4

I've been looking online for a while for a source that explains these computations but I can't find anywhere what does the $|A(s)|$ mean. I guess $A$ is the action set but I'm not sure about that notation:

$$\frac{\varepsilon}{|\mathcal{A}(s)|} \sum_{a} Q^{\pi}(s, a)+(1-\varepsilon) \max _{a} Q^{\pi}(s, a)$$

Here is the source of the formula.

I also want to clarify that I understand the idea behind the $\epsilon$-greedy approach and the motivation behind the on-policy methods. I just had a problem understanding this notation (and also some other minor things). The author there omitted some stuff, so I feel like there was a continuity jump, which is why I didn't get the notation, etc. I'd be more than glad if I can be pointed towards a better source where this is detailed.

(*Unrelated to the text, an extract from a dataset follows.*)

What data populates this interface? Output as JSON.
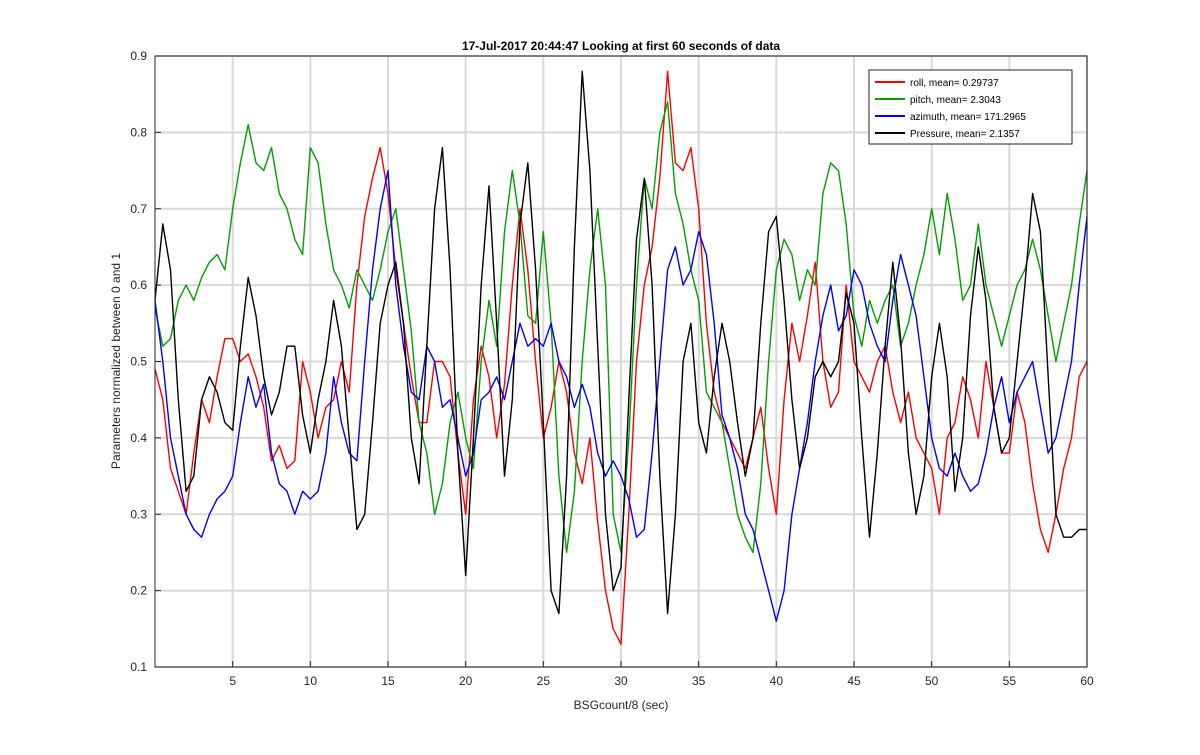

2Where did you take that formula from? And what is it supposed to represent? The action selection mechanism? Normally, epsilon-greedy simply means that you choose with epsilon probability a random action instead of taking the greedily (i.e. best possible) selected action. – Daniel B. – 2020-07-14T20:19:52.480

Sorry for that. Here's the source of the formula: http://www.incompleteideas.net/book/first/ebook/node54.html.

It also shows up in the practical implementation of the epsilon-greedy algorithm (bottom of the page)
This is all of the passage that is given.